Meyers' husband, Robert Meyers, and Nowsch's mother, Kathleen Nowsch,
watched the brief arraignment but declined comment outside court.
Clark County District Court Judge Michael Villani set trial for May 26.
But defense attorney Augustus Claus said after the hearing that a trial
would likely be delayed if prosecutors seek capital punishment.
Other possible sentences could be 20 to 50 years in prison or life without parole if Nowsch is convicted.
"This case is requiring a lot more investigative work than usual," Claus said. "It's complicated."
The case initially was characterized as road rage but took dramatic
turns following the revelation that Tammy Meyers knew Nowsch from
encounters at a park, and that Meyers' adult son, Brandon Meyers, was
with her and fired his registered 9 mm handgun three times during the
shootout.
Police said Tammy Meyers was killed by one of as many as 22 shots fired
from a .45-caliber handgun that Nowsch later showed to friends.
Investigators said evidence also showed that Nowsch first fired shots at
the Meyers' green Buick Park Avenue sedan several blocks from the
Meyers home.
Nowsch told his friends he thought people in a green car with tinted
windows driving slowly in a school parking lot near where he was walking
alone late at night were after him, but he got them first, according to
a police report.
Police are still seeking a getaway driver who drove a silver Audi that Nowsch said he summoned when he felt threatened.

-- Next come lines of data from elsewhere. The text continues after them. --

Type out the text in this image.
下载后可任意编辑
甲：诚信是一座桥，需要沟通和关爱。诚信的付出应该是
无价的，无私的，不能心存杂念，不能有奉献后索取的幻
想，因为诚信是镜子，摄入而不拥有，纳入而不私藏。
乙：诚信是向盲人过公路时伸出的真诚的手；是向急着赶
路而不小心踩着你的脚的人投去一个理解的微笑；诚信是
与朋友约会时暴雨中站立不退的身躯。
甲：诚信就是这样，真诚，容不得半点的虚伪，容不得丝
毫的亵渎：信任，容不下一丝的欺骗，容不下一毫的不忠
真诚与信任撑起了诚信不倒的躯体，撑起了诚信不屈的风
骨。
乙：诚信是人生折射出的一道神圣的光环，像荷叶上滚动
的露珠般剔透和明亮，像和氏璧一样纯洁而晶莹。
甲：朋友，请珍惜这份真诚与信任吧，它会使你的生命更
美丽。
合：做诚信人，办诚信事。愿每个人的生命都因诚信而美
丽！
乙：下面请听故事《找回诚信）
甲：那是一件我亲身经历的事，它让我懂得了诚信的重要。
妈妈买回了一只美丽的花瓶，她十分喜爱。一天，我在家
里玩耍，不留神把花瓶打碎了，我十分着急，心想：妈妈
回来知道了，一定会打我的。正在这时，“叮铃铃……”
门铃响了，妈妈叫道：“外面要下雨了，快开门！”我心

Police haven't explained whether that car was the same silver sedan with
an angry driver that Tammy Meyers and her daughter, Kristal,
encountered earlier — during what was described as a late-night driving
lesson in a school parking lot.
Claus and his brother and co-counsel, Conrad Claus, have said they
believe they'll be able to show that Nowsch and Meyers knew each other
better than police have described.
They're also checking records showing that Nowsch suffered a fractured
skull as a 7-week-old infant at the hands of his father, who pleaded
guilty to a misdemeanor child abuse charge, and that his father
committed suicide when the boy was 15.